Created by Dashiell Hammett
(1894-1961)
“I am not privy to the quirk in Sergeant Hooley’s mind which makes attendance at this particular university constitute, for him, a humorous situation; nor can I perceive why he should find so much pleasure in mentioning that famous seat of learning to me who, as I have often taken the trouble to explain to him attended an altogether different university.”
— Robin doesn’t get Hooley’s joke
One of the harder-to-track-down short stories by Dashiell Hammett is “The Nails in Mr. Cayterer, “ which appeared in the January 1926 issue of Black Mask. It’s a weird one; a sort of mash-up of the sort of hard-boiled story that Hammett excelled at, and a put-on of the Golden Age mystery, a genre he generally had little use for.
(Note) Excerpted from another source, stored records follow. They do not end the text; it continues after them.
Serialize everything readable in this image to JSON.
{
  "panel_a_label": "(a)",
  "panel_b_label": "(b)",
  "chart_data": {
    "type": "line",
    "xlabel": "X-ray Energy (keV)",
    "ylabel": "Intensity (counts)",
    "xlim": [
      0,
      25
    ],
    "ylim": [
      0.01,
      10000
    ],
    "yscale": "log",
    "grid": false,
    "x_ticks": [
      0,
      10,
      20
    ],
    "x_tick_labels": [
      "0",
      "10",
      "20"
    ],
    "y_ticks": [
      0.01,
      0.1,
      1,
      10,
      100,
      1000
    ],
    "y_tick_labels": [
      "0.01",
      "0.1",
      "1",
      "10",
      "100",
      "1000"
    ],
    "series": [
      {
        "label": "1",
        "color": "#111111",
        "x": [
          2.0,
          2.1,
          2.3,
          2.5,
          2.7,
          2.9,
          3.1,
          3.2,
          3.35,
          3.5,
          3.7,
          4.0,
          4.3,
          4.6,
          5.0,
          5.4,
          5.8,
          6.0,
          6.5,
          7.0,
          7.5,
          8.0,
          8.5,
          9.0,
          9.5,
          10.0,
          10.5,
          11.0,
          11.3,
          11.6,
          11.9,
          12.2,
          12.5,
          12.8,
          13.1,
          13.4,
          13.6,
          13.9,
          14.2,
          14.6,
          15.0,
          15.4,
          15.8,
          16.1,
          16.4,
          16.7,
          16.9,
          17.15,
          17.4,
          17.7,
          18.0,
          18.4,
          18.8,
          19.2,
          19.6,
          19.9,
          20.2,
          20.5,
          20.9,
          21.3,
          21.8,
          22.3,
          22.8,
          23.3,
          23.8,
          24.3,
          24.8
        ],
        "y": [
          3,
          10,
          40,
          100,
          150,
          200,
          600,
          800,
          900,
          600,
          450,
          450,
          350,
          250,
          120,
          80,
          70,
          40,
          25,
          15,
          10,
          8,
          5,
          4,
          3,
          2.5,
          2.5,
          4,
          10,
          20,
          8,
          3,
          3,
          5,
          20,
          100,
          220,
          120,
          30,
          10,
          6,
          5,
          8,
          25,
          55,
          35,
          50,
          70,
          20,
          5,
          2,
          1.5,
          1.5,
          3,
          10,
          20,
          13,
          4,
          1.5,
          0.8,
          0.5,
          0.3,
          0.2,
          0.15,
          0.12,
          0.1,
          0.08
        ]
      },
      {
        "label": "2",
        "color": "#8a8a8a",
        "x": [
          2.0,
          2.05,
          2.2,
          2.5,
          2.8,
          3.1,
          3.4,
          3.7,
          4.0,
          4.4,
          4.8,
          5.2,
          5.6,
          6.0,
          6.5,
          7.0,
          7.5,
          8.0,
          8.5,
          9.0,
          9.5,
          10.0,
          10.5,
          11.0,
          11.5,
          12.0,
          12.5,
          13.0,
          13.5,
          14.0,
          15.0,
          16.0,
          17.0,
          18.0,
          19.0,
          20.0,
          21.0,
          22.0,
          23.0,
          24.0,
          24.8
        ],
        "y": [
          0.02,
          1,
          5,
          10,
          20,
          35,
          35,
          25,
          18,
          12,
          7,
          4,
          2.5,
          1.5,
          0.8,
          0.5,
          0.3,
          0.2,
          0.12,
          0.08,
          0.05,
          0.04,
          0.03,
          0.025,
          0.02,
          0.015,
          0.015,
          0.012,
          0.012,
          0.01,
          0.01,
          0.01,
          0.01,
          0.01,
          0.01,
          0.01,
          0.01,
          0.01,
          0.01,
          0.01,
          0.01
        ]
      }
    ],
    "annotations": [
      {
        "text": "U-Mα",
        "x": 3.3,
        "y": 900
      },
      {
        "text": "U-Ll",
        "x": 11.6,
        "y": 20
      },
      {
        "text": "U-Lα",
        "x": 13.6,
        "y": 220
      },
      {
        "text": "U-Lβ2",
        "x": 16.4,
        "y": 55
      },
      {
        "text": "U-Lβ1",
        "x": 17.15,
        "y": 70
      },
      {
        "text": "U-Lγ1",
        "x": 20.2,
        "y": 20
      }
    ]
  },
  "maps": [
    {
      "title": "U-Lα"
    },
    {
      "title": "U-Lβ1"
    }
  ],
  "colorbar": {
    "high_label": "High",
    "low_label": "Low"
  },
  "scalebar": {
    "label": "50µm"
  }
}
The story is narrated, in an overblown, erudite, wordy style by smug young ROBIN THIN, JUNIOR, a 20-something twit who dreams of being a poet. But in the meantime, the prissy little prat is working for his disapproving, rough-and-tumble dad, ROBIN “BOB” THIN, SENIOR, Â who runs a San Francisco detective agency — despite the fact that Junior has no apparent detective skills at all, and seems rather oblivious in general.
It’s a curious blend, and Hammett plays it mostly for laughs. Most of the story is told in Robin’s overly refined and needlessly circular style (why use a word when you can use a paragraph? Or two?), but when his father and various other characters (including hapless Sergeant Hooley of the SFPD) speak, they could be channelling the taut, terse vocabulary of the Continental Op. The disparity of the two styles is on full display here, and Hammett, that ace performer of tone and dialogue — with his tongue no doubt firmly in cheek — not only nails both styles, but seems to have a lot of fun while doing it.
Hammett revisited this father-and-son odd couple in a second story, “A Man Named Thin,” wherein Junior is dispatched by his father, despite his protests, to investigate the robbery of a jewelry store. Unfortunately, it was back-burnered and didn’t see print until 1961, shortly after Hammett died.